Data governance also is crucial. Data must be well organised and accessible, with core dictionaries, terms, and formulas standardised. Leaders, designers, and users need to know the major sources of data being used and the way the algorithm’s recommendations are generated, this knowledge drives trust and acceptance of the model at the frontline level.

Communication is essential to the success of analytics initiatives. A clear messaging and awareness-building campaign establishes support, and tailored training programs equip employees to succeed.

3. Integrate analytics into existing workflow processes

The more familiar and intuitive a model is, the more likely it is to gain acceptance. Tailoring the interface to the specific user context, configuring steps to mirror the ones users would normally take to complete a particular task, and integrating the analytics into core processes can make new systems feel like a natural extension of existing ones, rather than an abrupt change.

Analytics teams also need to make sure that any new system is designed to integrate smoothly with the mine’s back-end technology stack. Otherwise, companies can end up with stand-alone models that eventually fall out of use because they cannot be updated or scaled.

4. Employ agile techniques to foster ownership and empowerment

Decision makers far removed from the field invest in prebuilt tools with a specific set of goals in mind, and they pass along instructions for local teams to use in prescribed ways. This approach can work well for enterprise resource planning (ERP) and other applications that handle routine back-office processes, but analytics initiatives typically involve frontline workers and managers. When field- and plant-based employees get directions from afar, they often feel that management devalues their expertise.

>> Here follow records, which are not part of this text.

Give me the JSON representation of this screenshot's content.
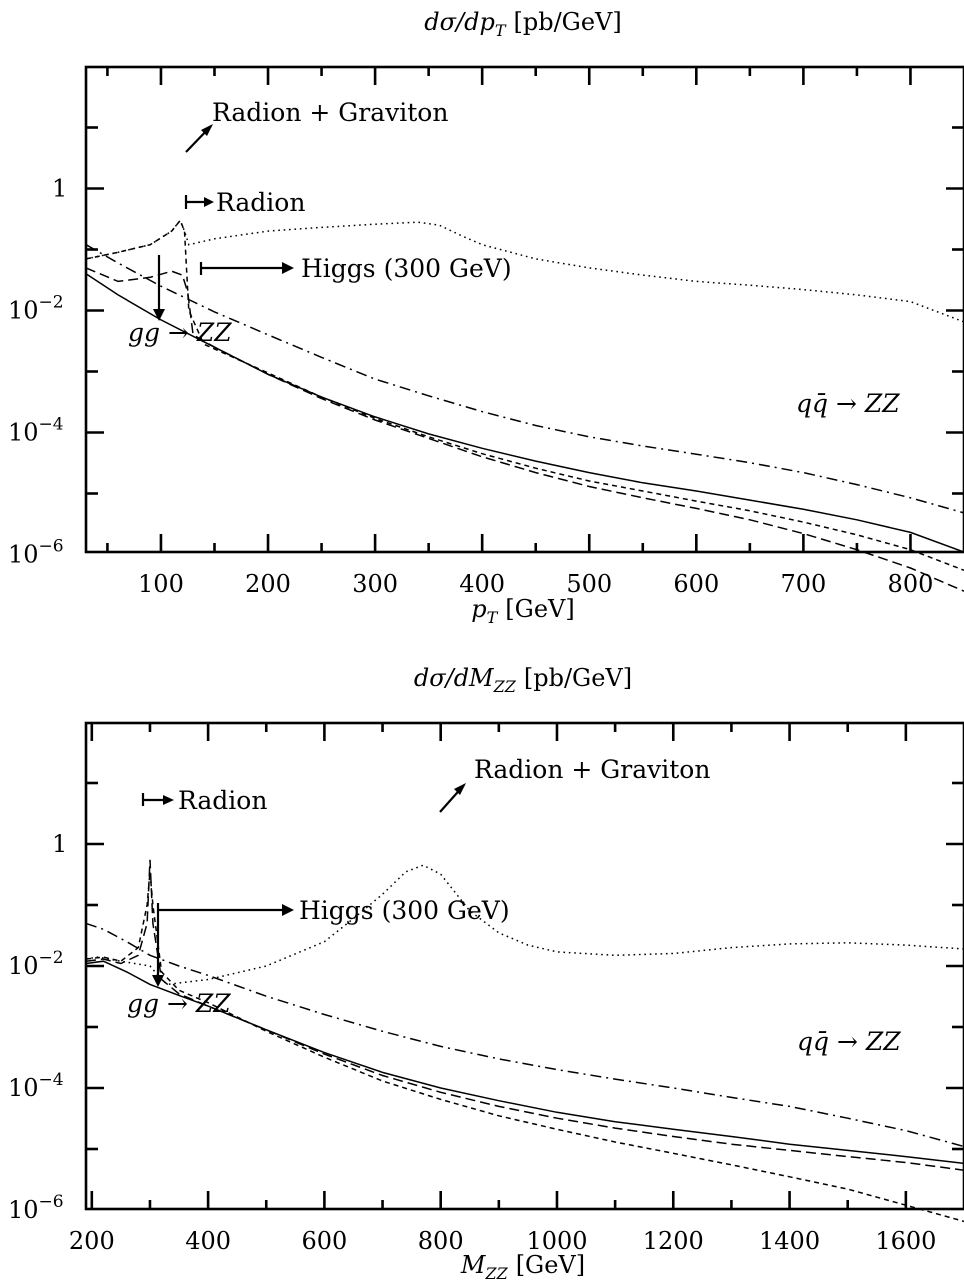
{
  "chart_data": [
    {
      "type": "line",
      "title": "dσ/dp_T [pb/GeV]",
      "title_parts": {
        "main": "dσ/dp",
        "sub": "T",
        "unit": "[pb/GeV]"
      },
      "xlabel": "p_T [GeV]",
      "xlabel_parts": {
        "main": "p",
        "sub": "T",
        "unit": "[GeV]"
      },
      "xlim": [
        30,
        850
      ],
      "ylim_log10": [
        -7,
        1
      ],
      "y_scale": "log",
      "x_ticks": [
        "100",
        "200",
        "300",
        "400",
        "500",
        "600",
        "700",
        "800"
      ],
      "x_tick_values": [
        100,
        200,
        300,
        400,
        500,
        600,
        700,
        800
      ],
      "y_ticks": [
        {
          "value": 1,
          "base": "1",
          "exp": ""
        },
        {
          "value": 0.01,
          "base": "10",
          "exp": "−2"
        },
        {
          "value": 0.0001,
          "base": "10",
          "exp": "−4"
        },
        {
          "value": 1e-06,
          "base": "10",
          "exp": "−6"
        }
      ],
      "annotations": {
        "rg": "Radion + Graviton",
        "radion": "Radion",
        "higgs": "Higgs (300 GeV)",
        "gg": "gg → ZZ",
        "qq": "qq̄ → ZZ"
      },
      "series": [
        {
          "style": "solid",
          "x": [
            30,
            60,
            100,
            150,
            200,
            250,
            300,
            350,
            400,
            450,
            500,
            550,
            600,
            650,
            700,
            750,
            800,
            850
          ],
          "y": [
            0.04,
            0.018,
            0.007,
            0.0025,
            0.0009,
            0.00038,
            0.00018,
            9.5e-05,
            5.5e-05,
            3.4e-05,
            2.2e-05,
            1.5e-05,
            1.1e-05,
            7.8e-06,
            5.5e-06,
            3.7e-06,
            2.3e-06,
            1.1e-06
          ]
        },
        {
          "style": "dashdot",
          "x": [
            30,
            60,
            100,
            150,
            200,
            250,
            300,
            350,
            400,
            450,
            500,
            550,
            600,
            650,
            700,
            750,
            800,
            850
          ],
          "y": [
            0.12,
            0.06,
            0.025,
            0.0095,
            0.004,
            0.0017,
            0.00075,
            0.0004,
            0.00022,
            0.00013,
            8.5e-05,
            6e-05,
            4.4e-05,
            3.2e-05,
            2.2e-05,
            1.4e-05,
            8.5e-06,
            4.8e-06
          ]
        },
        {
          "style": "longdash",
          "x": [
            30,
            60,
            90,
            110,
            120,
            125,
            130,
            150,
            200,
            250,
            300,
            350,
            400,
            450,
            500,
            550,
            600,
            650,
            700,
            750,
            800,
            850
          ],
          "y": [
            0.05,
            0.03,
            0.035,
            0.044,
            0.038,
            0.02,
            0.004,
            0.0025,
            0.0009,
            0.00036,
            0.00016,
            8e-05,
            4e-05,
            2.2e-05,
            1.3e-05,
            8.5e-06,
            5.7e-06,
            3.7e-06,
            2.2e-06,
            1.2e-06,
            6e-07,
            2.5e-07
          ]
        },
        {
          "style": "shortdash",
          "x": [
            30,
            60,
            90,
            110,
            118,
            122,
            126,
            140,
            200,
            250,
            300,
            350,
            400,
            450,
            500,
            550,
            600,
            650,
            700,
            750,
            800,
            850
          ],
          "y": [
            0.07,
            0.09,
            0.12,
            0.2,
            0.3,
            0.2,
            0.01,
            0.0028,
            0.00095,
            0.00038,
            0.00017,
            8.5e-05,
            4.5e-05,
            2.6e-05,
            1.6e-05,
            1.1e-05,
            7.5e-06,
            5.2e-06,
            3.4e-06,
            2.1e-06,
            1.2e-06,
            5.5e-07
          ]
        },
        {
          "style": "dotted",
          "x": [
            30,
            60,
            90,
            110,
            118,
            122,
            126,
            150,
            200,
            250,
            300,
            340,
            360,
            380,
            400,
            450,
            500,
            550,
            600,
            650,
            700,
            750,
            800,
            850
          ],
          "y": [
            0.07,
            0.09,
            0.12,
            0.2,
            0.3,
            0.2,
            0.12,
            0.15,
            0.2,
            0.23,
            0.26,
            0.28,
            0.25,
            0.17,
            0.12,
            0.07,
            0.05,
            0.038,
            0.03,
            0.026,
            0.022,
            0.018,
            0.014,
            0.0065
          ]
        }
      ]
    },
    {
      "type": "line",
      "title": "dσ/dM_ZZ [pb/GeV]",
      "title_parts": {
        "main": "dσ/dM",
        "sub": "ZZ",
        "unit": "[pb/GeV]"
      },
      "xlabel": "M_ZZ [GeV]",
      "xlabel_parts": {
        "main": "M",
        "sub": "ZZ",
        "unit": "[GeV]"
      },
      "xlim": [
        190,
        1700
      ],
      "ylim_log10": [
        -7,
        1
      ],
      "y_scale": "log",
      "x_ticks": [
        "200",
        "400",
        "600",
        "800",
        "1000",
        "1200",
        "1400",
        "1600"
      ],
      "x_tick_values": [
        200,
        400,
        600,
        800,
        1000,
        1200,
        1400,
        1600
      ],
      "y_ticks": [
        {
          "value": 1,
          "base": "1",
          "exp": ""
        },
        {
          "value": 0.01,
          "base": "10",
          "exp": "−2"
        },
        {
          "value": 0.0001,
          "base": "10",
          "exp": "−4"
        },
        {
          "value": 1e-06,
          "base": "10",
          "exp": "−6"
        }
      ],
      "annotations": {
        "rg": "Radion + Graviton",
        "radion": "Radion",
        "higgs": "Higgs (300 GeV)",
        "gg": "gg → ZZ",
        "qq": "qq̄ → ZZ"
      },
      "series": [
        {
          "style": "solid",
          "x": [
            190,
            220,
            260,
            300,
            350,
            400,
            500,
            600,
            700,
            800,
            900,
            1000,
            1100,
            1200,
            1300,
            1400,
            1500,
            1600,
            1700
          ],
          "y": [
            0.011,
            0.012,
            0.008,
            0.005,
            0.0033,
            0.0022,
            0.0009,
            0.00038,
            0.00018,
            0.0001,
            6.2e-05,
            4e-05,
            2.8e-05,
            2.1e-05,
            1.6e-05,
            1.2e-05,
            9.5e-06,
            7.5e-06,
            5.8e-06
          ]
        },
        {
          "style": "dashdot",
          "x": [
            190,
            220,
            260,
            300,
            350,
            400,
            500,
            600,
            700,
            800,
            900,
            1000,
            1100,
            1200,
            1300,
            1400,
            1500,
            1600,
            1700
          ],
          "y": [
            0.05,
            0.04,
            0.025,
            0.015,
            0.01,
            0.007,
            0.0032,
            0.0016,
            0.00085,
            0.00048,
            0.0003,
            0.0002,
            0.00014,
            0.0001,
            7e-05,
            5e-05,
            3.2e-05,
            2e-05,
            1.1e-05
          ]
        },
        {
          "style": "longdash",
          "x": [
            190,
            220,
            250,
            280,
            295,
            300,
            305,
            320,
            350,
            400,
            500,
            600,
            700,
            800,
            900,
            1000,
            1100,
            1200,
            1300,
            1400,
            1500,
            1600,
            1700
          ],
          "y": [
            0.012,
            0.013,
            0.011,
            0.015,
            0.05,
            0.55,
            0.05,
            0.006,
            0.0035,
            0.0022,
            0.0009,
            0.00036,
            0.00016,
            8.5e-05,
            5e-05,
            3.2e-05,
            2.2e-05,
            1.6e-05,
            1.2e-05,
            9.5e-06,
            7.5e-06,
            6e-06,
            4.5e-06
          ]
        },
        {
          "style": "shortdash",
          "x": [
            190,
            220,
            250,
            280,
            295,
            300,
            305,
            320,
            350,
            400,
            500,
            600,
            700,
            800,
            900,
            1000,
            1100,
            1200,
            1300,
            1400,
            1500,
            1600,
            1700
          ],
          "y": [
            0.013,
            0.014,
            0.012,
            0.02,
            0.1,
            0.35,
            0.1,
            0.008,
            0.004,
            0.0025,
            0.00085,
            0.00032,
            0.00013,
            6.5e-05,
            3.5e-05,
            2.1e-05,
            1.3e-05,
            8.5e-06,
            5.5e-06,
            3.5e-06,
            2.2e-06,
            1.2e-06,
            6.5e-07
          ]
        },
        {
          "style": "dotted",
          "x": [
            190,
            210,
            250,
            300,
            320,
            330,
            400,
            500,
            600,
            650,
            700,
            740,
            770,
            800,
            850,
            900,
            950,
            1000,
            1100,
            1200,
            1300,
            1400,
            1500,
            1600,
            1700
          ],
          "y": [
            0.013,
            0.014,
            0.012,
            0.01,
            0.006,
            0.005,
            0.006,
            0.01,
            0.025,
            0.06,
            0.15,
            0.35,
            0.45,
            0.32,
            0.08,
            0.035,
            0.022,
            0.017,
            0.015,
            0.016,
            0.02,
            0.023,
            0.024,
            0.022,
            0.019
          ]
        }
      ]
    }
  ]
}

One of the most effective ways to increase adoption is to engage users directly in the development process by employing agile techniques that give users more agency. Agile ways of working democratise ownership. This open, non-hierarchical approach creates a healthy problem-solving dynamic in which individuals can more easily and freely contribute insights to the solution, regardless of their seniority and experience. The result is greater innovation and agility. 

5. Unlock value through holistic performance management

For analytics initiatives to gain traction, mining leaders need to connect the dots between the overall business objectives for the analytics program and the specific milestones and criteria that define success at different stages. Otherwise, maintenance may have one set of measures, plant and mine managers another, and executive sponsors still others, resulting in divergent expectations.

Without a cohesive understanding of value, clear accountability, and concrete prioritization of tasks, adoption and impact can suffer. Teams can have a hard time maintaining enthusiasm for an initiative, and leaders can have a hard time justifying continued investment. 

To create a clear line of sight to value, project leaders need to create a management infrastructure that eliminates silos, aligns performance metrics across teams, and assigns ownership for delivering on them. Working backward from top-line goals, project leads within the design team should define individualized performance measures for each role and work stream and ensure team members understand what is expected of them. Individuals and teams tasked with meeting specific goals can then prioritize workflow more effectively.

6. Anticipate the skills needed to scale and sustain

For mining organisations that are just beginning their analytics journeys, it can be easy to focus on the use cases, tools, and algorithms, since the learning curve for each can be steep. However, transitioning from pilot to production requires planning for scale from the start and building an in-house skill base capable of supporting the analytics portfolio over the long term.

Having the right expertise to maintain and train systems is one of the most important success factors with analytics. Model accuracy naturally drifts over time as operating conditions change. To account for that, businesses need to retrain the system continually—that is, roughly every three to six months. Otherwise, the quality of recommendations will drop, leading to fewer users and declining impact.